ただ、基本的にイリスの食は……まぁまぁ細い。大人しく食べてはいるが、ポトフの減り具合はあまり早くない。少なくとも嫌いという訳でもなく、相変わらず若干の猫舌ではあるようだが……それにしても
「……イリス先輩、どうかされましたか?」
「…………ぅうん。」
「嘘吐け、何かあんだろ。」
「イリス、怒んないから教えて?」
「イリス……俺達はただ、君の力になりたいだけだよ。」
「……。」
「……言い辛い事なんか?」
「……………………追い駆けてくると、思わなかった。」
「俺は君が居る場所なら何処にでも行くよ。」
「……まぁ、俺も。俺にだって、出来る事ぐらい……たまにはあるだろうし。」
「まぁ、仲間だからなぁ」
「……………………セヴェリウスが先に来てて、アルドリックも通信飛ばして来て……びっくりした。」
「帝国は……我々アウレリウス帝国は特務官イリス・ヴォルカを。君を実験体とは断じて見ていない。何より、君は私達にとって家族のような物。特務局とはそういう物だ。」
「……………………アル殺そうとしたり、誘拐しようとしたり。……………………15年前、アルのお母さんを殺した国の人間なのに?」
「その国の出自だからと言って恨んでいたらきりがないだろう。……まぁ、もしもそういう民族性と言うのであれば話は別かもしれないが、君はそうではない。誰が何と言おうと、我々は君の素晴らしさを知っているからね。」
「……………………裏切るかもよ、その内。私は」
「イリス先輩。」
「……。」
「嫌われようとしなくて大丈夫です。遠ざけようとする必要もないです。……イリス先輩。俺達は決して、イリス先輩を害したりしませんよ。」
長く大人を信じられなかったのもそうだが、これまで助けてくれる大人が居なかったのもあって、イリスは好かれる事よりも嫌われる事の方が癖になってしまっているのだろう。これも、これから少しずつ覚えていってもらわなければならない。

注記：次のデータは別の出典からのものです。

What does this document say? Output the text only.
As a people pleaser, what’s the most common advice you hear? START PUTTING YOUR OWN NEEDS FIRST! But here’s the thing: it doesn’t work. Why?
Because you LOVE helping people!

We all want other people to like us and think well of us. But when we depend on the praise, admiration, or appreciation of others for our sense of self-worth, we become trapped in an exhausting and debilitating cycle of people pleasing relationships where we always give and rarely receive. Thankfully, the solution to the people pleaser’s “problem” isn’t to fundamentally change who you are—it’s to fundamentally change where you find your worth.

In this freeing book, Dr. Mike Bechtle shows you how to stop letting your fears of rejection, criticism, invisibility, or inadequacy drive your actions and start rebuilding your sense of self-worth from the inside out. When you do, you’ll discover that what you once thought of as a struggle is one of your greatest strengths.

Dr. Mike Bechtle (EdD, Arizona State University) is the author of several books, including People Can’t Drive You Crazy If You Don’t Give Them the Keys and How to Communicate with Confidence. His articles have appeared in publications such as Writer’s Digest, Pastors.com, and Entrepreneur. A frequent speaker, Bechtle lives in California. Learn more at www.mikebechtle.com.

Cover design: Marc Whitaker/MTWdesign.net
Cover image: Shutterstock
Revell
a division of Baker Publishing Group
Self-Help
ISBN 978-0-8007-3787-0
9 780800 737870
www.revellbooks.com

イリス的には未だ受け入れるのが難しいようで、少しの沈黙の後にスプーンでポトフの中の食材を刺して砕いたり。ジャガイモを平面で押して潰したりと、どうやら判断に困っているらしい。
……まぁ、仕方ないですよね。
「イリス先輩。ちょっとずつで良いです、今全部分からなくたって良いんです。少しずつ、分かろうとしていただければ。今までよりもう少し、興味を持っていただければそれだけで十分なんですよ。」
「…………難しい。」
「なら、今はそれで良いんじゃないかな。少なくともイリス、君はノアの言葉を受けて拒否する事を辞めた。それもある意味、理解しようと努めているに入ると思うよ。」
「……………………分かんない。」
「イリス。……イリスは私達と居て、しんどい?」
「……………………別に。」
「ったく、相変わらず素直じゃねぇなぁお前は。」
「そこもまた可愛いんだけどね~。」
「ほんならイリス嬢、これからは楽しい事や嬉しい事があったら俺らにも教えてくれへんか。」
「……? …………まぁ、分かった。……それぐらいなら。」